Descriptor Bypass Mode Writeback/Interrupts - 2.0 English

Versal Adaptive SoC DMA and Bridge Subsystem for PCI Express Product Guide (PG344)

Document ID
PG344
Release Date
2024-06-03
Version
2.0 English

In bypass mode, the user logic has explicit control over status updates to the host, and marker responses back to user logic. Along with each descriptor submitted to the Descriptor Bypass Input Port for a Memory Mapped Engine (H2C and C2H) or H2C Stream DMA engine, there is a CIDX, and sdi field. The CIDX is used to identify which descriptor has completed in any status update (host writeback, marker response, or coalesced interrupt) generated at the completion of the descriptor. If the sdi field of the descriptor is input, then a writeback to the host is generated if the context wbk_en bit is set. An interrupt can also be sent if the sdi bit is set if the context irq_en and irq_arm bits are set.

If interrupts are enabled, the user logic must monitor the traffic manager output for the irq_arm. After the irq_arm bit is observed for the queue, a descriptor with the sdi bit is sent to the DMA. Once a descriptor with the sdi bit is sent, another irq_arm assertion must be observed before another descriptor with the sdi bit can be sent. If the you set the sdi bit when the arm bit is not properly observed, an interrupt might or might not be sent, and software might hang indefinitely waiting for an interrupt. When interrupts are not enabled, setting the sdi bit has no restriction.
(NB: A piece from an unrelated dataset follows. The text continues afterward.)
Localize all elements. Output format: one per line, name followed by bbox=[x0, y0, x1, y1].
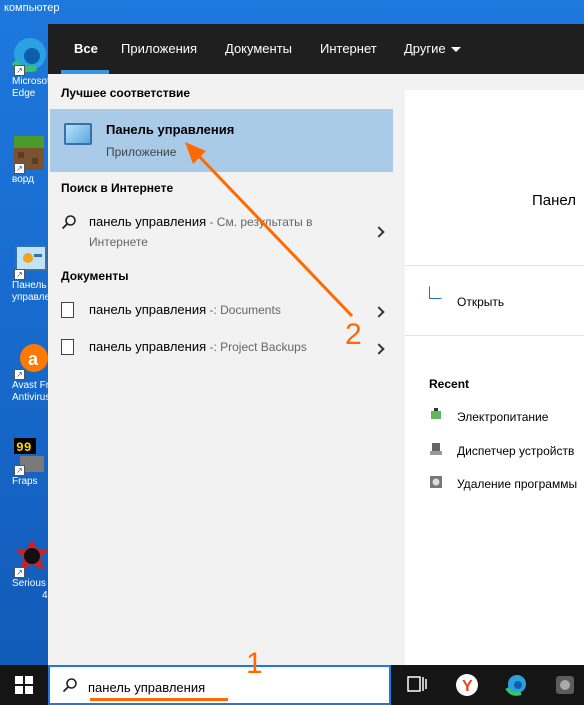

However, excessive writeback events can severely reduce the descriptor engine performance and consume write bandwidth to the host.

Descriptor completion is defined to be when the descriptor data transfer has completed and its write data has been acknowledged on AXI4 (H2C bresp for AXI MM, Valid/Ready of ST), or been accepted by the PCIe Controller’s transaction layer for transmission (C2H MM).